Cross-validation also permits quantification of the mean bias and standard deviation of emulation error as a function of time and region, and is a key component of the emulation method. For example, correcting for a time-dependent emulation bias allows the technique to capture non-linearities in the transient response (see above), at least to the extent that departures from linearity are independent of variations in AOGCM physics. The estimates of emulation error include error due to the scaling assumption that climate response patterns scale linearly with global temperature, error in the EBM predictions of global surface temperature change, and discrepancy between the emulated and simulated response patterns. The presence of pattern scaling error does not invalidate the emulation technique, since any uncertainty introduced is quantified by the cross validation ensemble, and is included as an additional broadening of the final emulated frequency distributions. Of course it is desirable to reduce emulation error wherever possible. Assuming the net emulation error to be normally distributed, we obtain regional frequency distributions for transient climate change whose widths are determined both by the divergence of regional response for the different AOGCM parameter combinations, and by regional emulation error.

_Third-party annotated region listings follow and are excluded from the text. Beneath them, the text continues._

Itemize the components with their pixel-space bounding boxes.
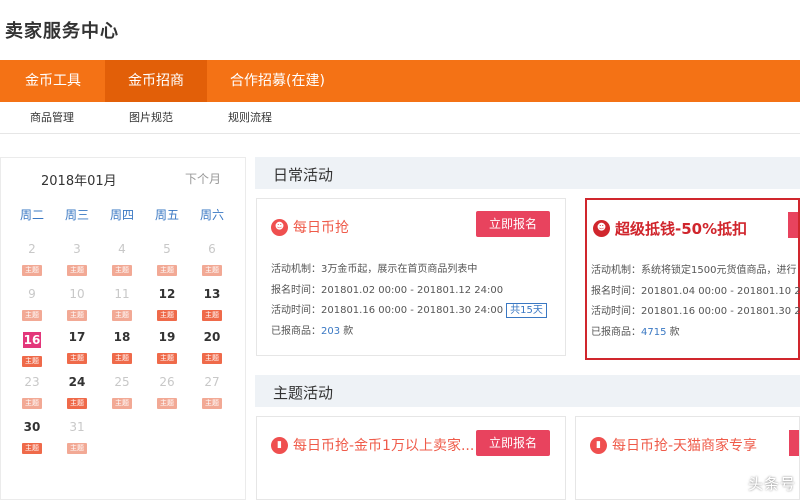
calendar-day[interactable]: 4 主题: [107, 241, 137, 277]
theme-activities-header: 主题活动: [255, 375, 800, 407]
page-title: 卖家服务中心: [5, 21, 119, 42]
calendar-day[interactable]: 18 主题: [107, 329, 137, 365]
theme-tag: 主题: [202, 353, 222, 364]
calendar-day[interactable]: 13 主题: [197, 286, 227, 322]
bookmark-icon: ▮: [271, 436, 288, 454]
sub-nav: 商品管理 图片规范 规则流程: [0, 102, 800, 134]
theme-tag: 主题: [157, 353, 177, 364]
calendar-day[interactable]: 26 主题: [152, 374, 182, 410]
calendar-month: 2018年01月: [41, 174, 117, 189]
theme-tag: 主题: [22, 398, 42, 409]
calendar-day[interactable]: 2 主题: [17, 241, 47, 277]
total-days-badge: 共15天: [506, 303, 547, 318]
nav-item-partner-recruit[interactable]: 合作招募(在建): [207, 60, 348, 102]
calendar-day[interactable]: 23 主题: [17, 374, 47, 410]
calendar-day[interactable]: 24 主题: [62, 374, 92, 410]
calendar-day[interactable]: 31 主题: [62, 419, 92, 455]
calendar-day[interactable]: 25 主题: [107, 374, 137, 410]
main-nav: 金币工具 金币招商 合作招募(在建): [0, 60, 800, 102]
calendar-day[interactable]: 5 主题: [152, 241, 182, 277]
theme-tag: 主题: [112, 265, 132, 276]
theme-tag: 主题: [22, 356, 42, 367]
theme-tag: 主题: [112, 398, 132, 409]
active-time-line: 活动时间：201801.16 00:00 - 201801.30 24:00 共1…: [271, 301, 547, 318]
theme-tag: 主题: [22, 310, 42, 321]
signed-count: 203: [321, 326, 341, 337]
activity-card-daily-coin: ☻ 每日币抢 立即报名 活动机制：3万金币起，展示在首页商品列表中 报名时间：2…: [256, 198, 566, 356]
signup-time-line: 报名时间：201801.02 00:00 - 201801.12 24:00: [271, 285, 504, 296]
mechanism-line: 活动机制：系统将锁定1500元货值商品，进行: [591, 265, 797, 276]
subnav-item-products[interactable]: 商品管理: [30, 102, 74, 133]
theme-tag: 主题: [67, 353, 87, 364]
signed-count-line: 已报商品：4715 款: [591, 327, 680, 338]
signup-button-partial[interactable]: [789, 430, 799, 456]
card-title-text: 每日币抢-天猫商家专享: [612, 438, 758, 454]
weekday-label: 周五: [154, 208, 179, 222]
theme-tag: 主题: [157, 398, 177, 409]
calendar-panel: 2018年01月 下个月 周二 周三 周四 周五 周六 2 主题 3 主题 4 主题 …: [0, 157, 246, 500]
nav-item-gold-recruit[interactable]: 金币招商: [105, 60, 207, 102]
signed-count-line: 已报商品：203 款: [271, 326, 354, 337]
next-month-button[interactable]: 下个月: [185, 170, 221, 187]
calendar-day[interactable]: 3 主题: [62, 241, 92, 277]
calendar-day[interactable]: 30 主题: [17, 419, 47, 455]
weekday-label: 周三: [64, 208, 89, 222]
theme-tag: 主题: [202, 310, 222, 321]
card-title-text: 每日币抢-金币1万以上卖家...: [293, 438, 475, 454]
active-time-line: 活动时间：201801.16 00:00 - 201801.30 24:0: [591, 306, 800, 317]
theme-tag: 主题: [202, 398, 222, 409]
section-title: 主题活动: [273, 384, 334, 402]
signup-button[interactable]: 立即报名: [476, 211, 550, 237]
weekday-label: 周六: [199, 208, 224, 222]
calendar-day[interactable]: 6 主题: [197, 241, 227, 277]
signup-button[interactable]: 立即报名: [476, 430, 550, 456]
mechanism-line: 活动机制：3万金币起，展示在首页商品列表中: [271, 264, 478, 275]
card-title: ▮ 每日币抢-天猫商家专享: [590, 435, 757, 455]
weekday-label: 周四: [109, 208, 134, 222]
calendar-day-today[interactable]: 16主题: [17, 329, 47, 367]
app-header: 卖家服务中心: [0, 0, 800, 60]
calendar-weekdays: 周二 周三 周四 周五 周六: [1, 206, 247, 226]
signup-time-line: 报名时间：201801.04 00:00 - 201801.10 24:0: [591, 286, 800, 297]
daily-activities-header: 日常活动: [255, 157, 800, 189]
subnav-item-rules[interactable]: 规则流程: [228, 102, 272, 133]
calendar-day[interactable]: 19 主题: [152, 329, 182, 365]
bookmark-icon: ▮: [590, 436, 607, 454]
calendar-day[interactable]: 11 主题: [107, 286, 137, 322]
user-icon: ☻: [593, 220, 610, 237]
section-title: 日常活动: [273, 166, 334, 184]
card-title: ☻ 超级抵钱-50%抵扣: [593, 218, 747, 239]
card-title-text: 超级抵钱-50%抵扣: [615, 220, 748, 238]
theme-tag: 主题: [67, 310, 87, 321]
calendar-day[interactable]: 20 主题: [197, 329, 227, 365]
theme-tag: 主题: [112, 310, 132, 321]
weekday-label: 周二: [19, 208, 44, 222]
signed-count: 4715: [641, 327, 667, 338]
card-title: ☻ 每日币抢: [271, 217, 349, 237]
theme-tag: 主题: [67, 443, 87, 454]
calendar-day[interactable]: 9 主题: [17, 286, 47, 322]
theme-tag: 主题: [67, 398, 87, 409]
calendar-day[interactable]: 10 主题: [62, 286, 92, 322]
theme-tag: 主题: [112, 353, 132, 364]
subnav-item-image-spec[interactable]: 图片规范: [129, 102, 173, 133]
theme-tag: 主题: [157, 310, 177, 321]
calendar-day[interactable]: 12 主题: [152, 286, 182, 322]
card-title: ▮ 每日币抢-金币1万以上卖家...: [271, 435, 474, 455]
theme-tag: 主题: [22, 443, 42, 454]
theme-tag: 主题: [22, 265, 42, 276]
nav-item-gold-tools[interactable]: 金币工具: [0, 60, 105, 102]
signup-button-partial[interactable]: [788, 212, 798, 238]
theme-tag: 主题: [67, 265, 87, 276]
theme-tag: 主题: [202, 265, 222, 276]
calendar-day[interactable]: 27 主题: [197, 374, 227, 410]
card-title-text: 每日币抢: [293, 220, 349, 236]
theme-tag: 主题: [157, 265, 177, 276]
user-icon: ☻: [271, 218, 288, 236]
calendar-header: 2018年01月 下个月: [1, 158, 245, 198]
calendar-day[interactable]: 17 主题: [62, 329, 92, 365]
activity-card-super-discount: ☻ 超级抵钱-50%抵扣 活动机制：系统将锁定1500元货值商品，进行 报名时间…: [585, 198, 800, 360]
activity-card-theme-10k: ▮ 每日币抢-金币1万以上卖家... 立即报名: [256, 416, 566, 500]
watermark: 头条号: [747, 475, 796, 493]
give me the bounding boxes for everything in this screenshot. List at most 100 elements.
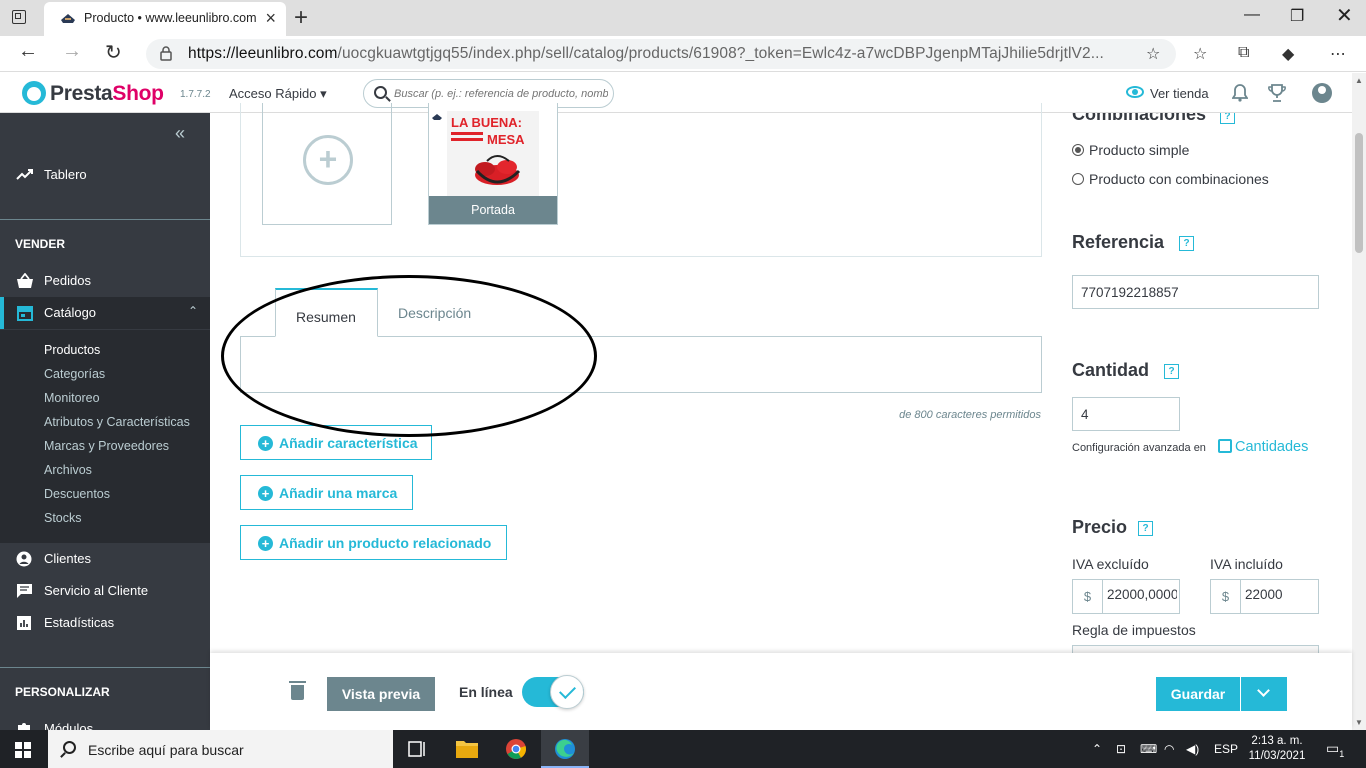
sidebar-item-customers[interactable]: Clientes xyxy=(0,543,210,575)
tab-actions-icon[interactable] xyxy=(12,10,26,24)
windows-start-icon[interactable] xyxy=(15,742,31,758)
quick-access-dropdown[interactable]: Acceso Rápido ▾ xyxy=(229,86,327,102)
product-cover-image[interactable]: LA BUENA: MESA Portada xyxy=(428,103,558,225)
tray-chevron-up-icon[interactable]: ⌃ xyxy=(1092,742,1102,756)
help-icon[interactable]: ? xyxy=(1179,236,1194,251)
page-scrollbar[interactable]: ▲ ▼ xyxy=(1352,73,1366,730)
price-title: Precio xyxy=(1072,517,1128,537)
trending-icon xyxy=(16,169,33,180)
tray-network-icon[interactable]: ⊡ xyxy=(1116,742,1126,756)
prestashop-logo[interactable]: PrestaShop xyxy=(50,82,164,106)
tax-rule-select[interactable] xyxy=(1072,645,1319,653)
sidebar-item-label: Catálogo xyxy=(44,305,97,320)
sidebar-subitem-discounts[interactable]: Descuentos xyxy=(44,487,110,501)
user-account-icon[interactable] xyxy=(1312,83,1332,103)
tray-wifi-icon[interactable]: ◠ xyxy=(1164,742,1174,756)
sidebar-subitem-categories[interactable]: Categorías xyxy=(44,367,105,381)
sidebar-item-catalog[interactable]: Catálogo ⌃ xyxy=(0,297,210,329)
reference-input[interactable] xyxy=(1072,275,1319,309)
taskbar-search[interactable]: Escribe aquí para buscar xyxy=(48,730,393,768)
help-icon[interactable]: ? xyxy=(1138,521,1153,536)
currency-symbol: $ xyxy=(1211,580,1241,613)
bell-icon[interactable] xyxy=(1232,84,1248,102)
close-tab-icon[interactable]: × xyxy=(265,8,276,29)
view-store-link[interactable]: Ver tienda xyxy=(1150,86,1209,101)
summary-editor[interactable] xyxy=(240,336,1042,393)
clock-date: 11/03/2021 xyxy=(1248,750,1306,762)
trophy-icon[interactable] xyxy=(1268,84,1286,102)
sidebar-item-modules[interactable]: Módulos xyxy=(0,713,210,730)
save-button[interactable]: Guardar xyxy=(1156,677,1240,711)
reload-icon[interactable]: ↻ xyxy=(105,40,122,65)
basket-icon xyxy=(17,273,33,288)
new-tab-icon[interactable]: + xyxy=(294,4,308,32)
scroll-up-icon[interactable]: ▲ xyxy=(1355,76,1363,85)
browser-toolbar: ← → ↻ https://leeunlibro.com/uocgkuawtgt… xyxy=(0,36,1366,72)
preview-button[interactable]: Vista previa xyxy=(327,677,435,711)
search-icon xyxy=(63,741,76,754)
admin-search-input[interactable] xyxy=(394,84,608,104)
back-icon[interactable]: ← xyxy=(18,40,38,63)
online-toggle[interactable] xyxy=(522,675,584,709)
add-favorite-icon[interactable]: ☆ xyxy=(1146,44,1160,64)
maximize-icon[interactable]: ❐ xyxy=(1290,6,1304,26)
price-excl-input[interactable] xyxy=(1107,587,1177,602)
profile-avatar-icon[interactable]: ◆ xyxy=(1282,44,1294,64)
edge-icon[interactable] xyxy=(541,730,589,768)
tray-volume-icon[interactable]: ◀) xyxy=(1186,742,1199,756)
tray-language[interactable]: ESP xyxy=(1214,742,1238,756)
sidebar-subitem-brands[interactable]: Marcas y Proveedores xyxy=(44,439,169,453)
quantities-link[interactable]: Cantidades xyxy=(1218,439,1308,455)
sidebar-item-stats[interactable]: Estadísticas xyxy=(0,607,210,639)
quantity-input[interactable] xyxy=(1072,397,1180,431)
add-feature-button[interactable]: + Añadir característica xyxy=(240,425,432,460)
chrome-icon[interactable] xyxy=(492,730,540,768)
currency-symbol: $ xyxy=(1073,580,1103,613)
sidebar-item-orders[interactable]: Pedidos xyxy=(0,265,210,297)
help-icon[interactable]: ? xyxy=(1220,113,1235,124)
sidebar-subitem-products[interactable]: Productos xyxy=(44,343,100,357)
collapse-sidebar-icon[interactable]: « xyxy=(175,123,185,144)
radio-label: Producto con combinaciones xyxy=(1089,171,1269,187)
file-explorer-icon[interactable] xyxy=(443,730,491,768)
combinations-title: Combinaciones xyxy=(1072,113,1207,124)
sidebar-subitem-attributes[interactable]: Atributos y Características xyxy=(44,415,190,429)
sidebar-item-label: Pedidos xyxy=(44,273,91,288)
favorites-icon[interactable]: ☆ xyxy=(1193,44,1207,64)
trash-icon[interactable] xyxy=(289,681,306,700)
reference-title: Referencia xyxy=(1072,232,1165,252)
add-brand-button[interactable]: + Añadir una marca xyxy=(240,475,413,510)
sidebar-item-dashboard[interactable]: Tablero xyxy=(0,159,210,191)
collections-icon[interactable]: ⧉ xyxy=(1238,44,1249,62)
address-bar[interactable]: https://leeunlibro.com/uocgkuawtgtjgq55/… xyxy=(146,39,1176,69)
browser-tab[interactable]: Producto • www.leeunlibro.com × xyxy=(44,2,286,36)
sidebar-item-customer-service[interactable]: Servicio al Cliente xyxy=(0,575,210,607)
add-related-product-button[interactable]: + Añadir un producto relacionado xyxy=(240,525,507,560)
tray-ime-icon[interactable]: ⌨ xyxy=(1140,742,1157,756)
close-window-icon[interactable]: ✕ xyxy=(1336,3,1353,28)
lock-icon xyxy=(160,46,172,61)
sidebar-subitem-monitoring[interactable]: Monitoreo xyxy=(44,391,100,405)
scroll-down-icon[interactable]: ▼ xyxy=(1355,718,1363,727)
task-view-icon[interactable] xyxy=(393,730,441,768)
minimize-icon[interactable]: — xyxy=(1244,6,1260,24)
plus-circle-icon: + xyxy=(258,436,273,451)
search-icon[interactable] xyxy=(374,86,387,99)
tax-excluded-label: IVA excluído xyxy=(1072,556,1149,572)
version-label: 1.7.7.2 xyxy=(180,89,211,100)
tab-summary[interactable]: Resumen xyxy=(275,288,378,337)
more-menu-icon[interactable]: ⋯ xyxy=(1330,44,1346,64)
tab-label: Resumen xyxy=(296,309,356,325)
scrollbar-thumb[interactable] xyxy=(1355,133,1363,253)
clock-time: 2:13 a. m. xyxy=(1251,735,1303,747)
save-options-chevron-down-icon[interactable] xyxy=(1241,677,1287,711)
forward-icon[interactable]: → xyxy=(62,40,82,63)
price-incl-input[interactable] xyxy=(1245,587,1315,602)
notification-center-icon[interactable]: ▭1 xyxy=(1326,740,1344,759)
sidebar-subitem-files[interactable]: Archivos xyxy=(44,463,92,477)
help-icon[interactable]: ? xyxy=(1164,364,1179,379)
add-image-dropzone[interactable]: + xyxy=(262,103,392,225)
taskbar-clock[interactable]: 2:13 a. m. 11/03/2021 xyxy=(1247,734,1307,764)
online-label: En línea xyxy=(459,684,513,700)
sidebar-subitem-stocks[interactable]: Stocks xyxy=(44,511,82,525)
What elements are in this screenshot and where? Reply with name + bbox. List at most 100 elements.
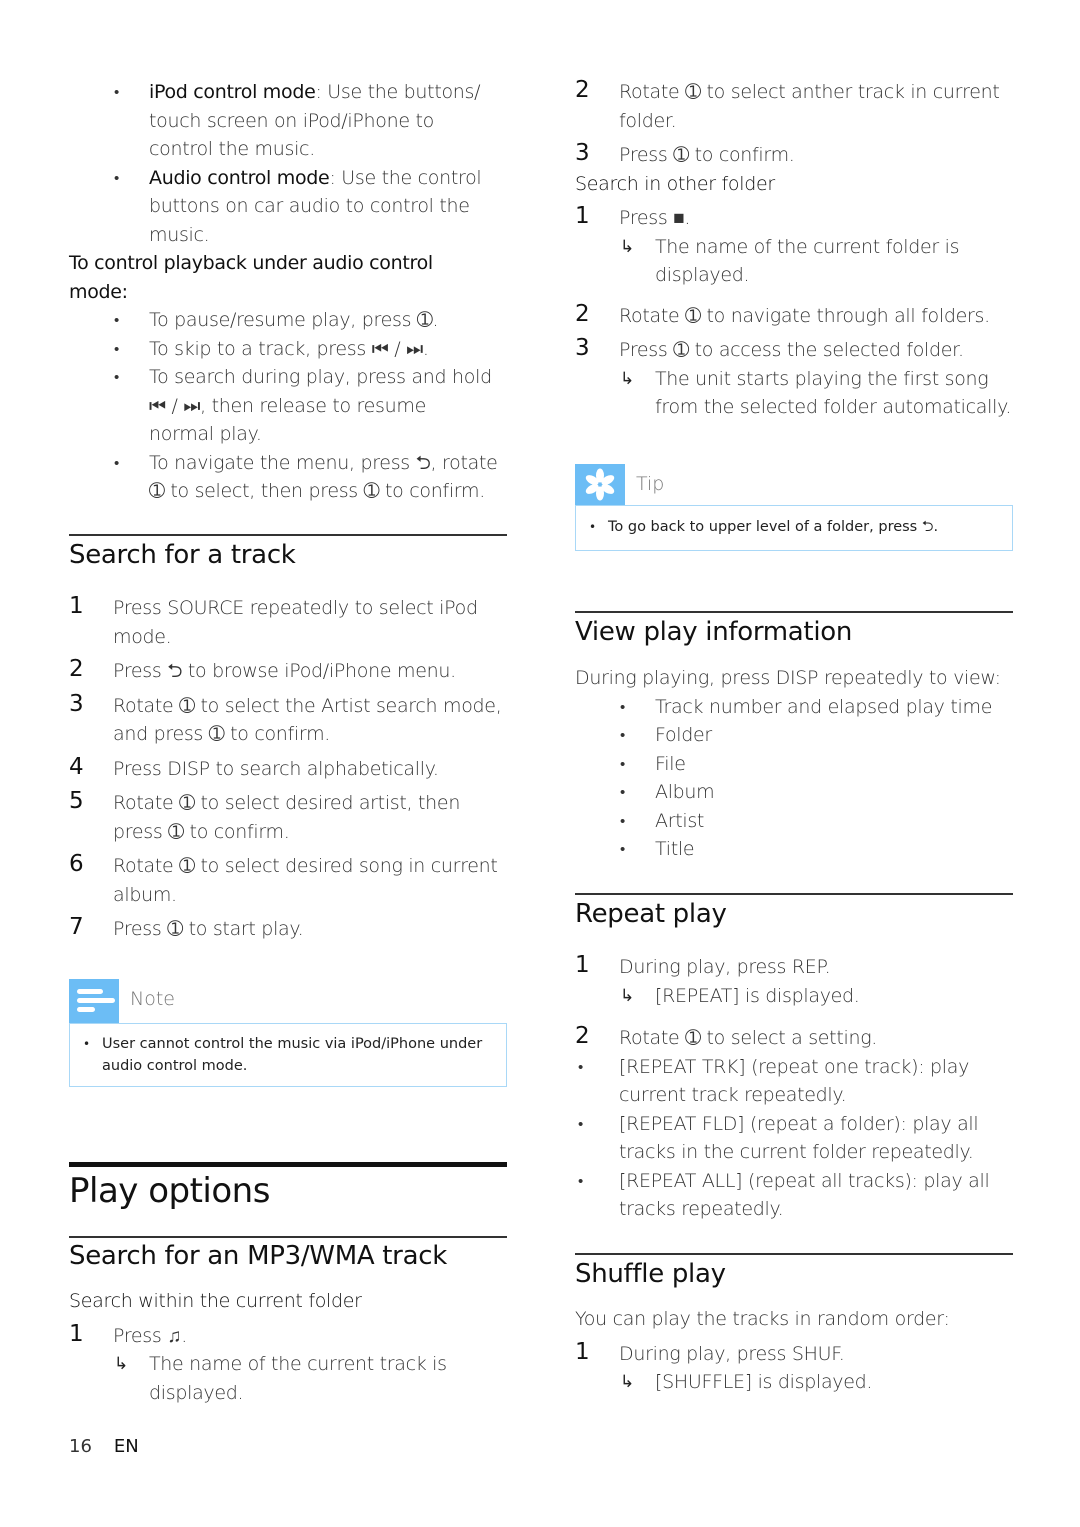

For example, after 70 years (at the time of CO2 doubling) the median changes in annual surface temperature and precipitation rate for Northern Europe are 3.5°C and 0.34 mm/day, while the 90% confidence ranges for the frequency distributions are 2.4–4.7°C, and 0.12–0.57 mm/day respectively.

In this study we considered the spread of transient climate changes consistent with perturbations to uncertain parameters relating to atmospheric, surface and sea-ice processes in one climate model. We neglected structural uncertainty (e.g., variations in model resolution or in the basic physical assumptions used in the parameterisation of sub grid scale processes), and we also neglected modelling uncertainties in other key components of the Earth system, such as ocean physics and the carbon and sulphur cycles. Work is under way at the Hadley Centre to address some of these additional sources of model uncertainty with an enlarged AOGCM ensemble, the results of which can be expected to broaden the uncertainty ranges associated with predicted future changes. We also plan to estimate distributions of the response to policy-relevant forcing scenarios using the techniques described in this paper. For this purpose we are creating a new 17 member AOGCM ensemble forced by historical forcings from 1860–2000, followed by the A1B SRES scenario to 2100 (Nakicenovic et al. 2000).

Our frequency distributions for future climate change depend on the 129 member slab model ensemble (Webb et al. 2006) from which the transient responses are emulated. Although this is a large ensemble by climate modelling standards, it was not designed, and indeed is not large enough, to provide a comprehensive, unbiased sample of the model parameter space according to some specified prior distribution of values. As it is not computationally feasible to run sufficient slab model versions to sample fully the 29 parameter space, we are constructing a new statistical emulator to estimate the non-linear response for parameter combinations not sampled by an actual slab model simulation. The new emulator (which predicts equilibrium responses), in conjunction with the emulator described here (which predicts transient changes from the equilibrium response), will enable us to utilise Bayesian methods to obtain distributions of predicted equilibrium and transient changes consistent with specified prior distributions for uncertain quantities. Ultimately, we aim to produce probability distributions of future transient regional changes accounting for the relative likelihood of different model versions based on comparison with observations.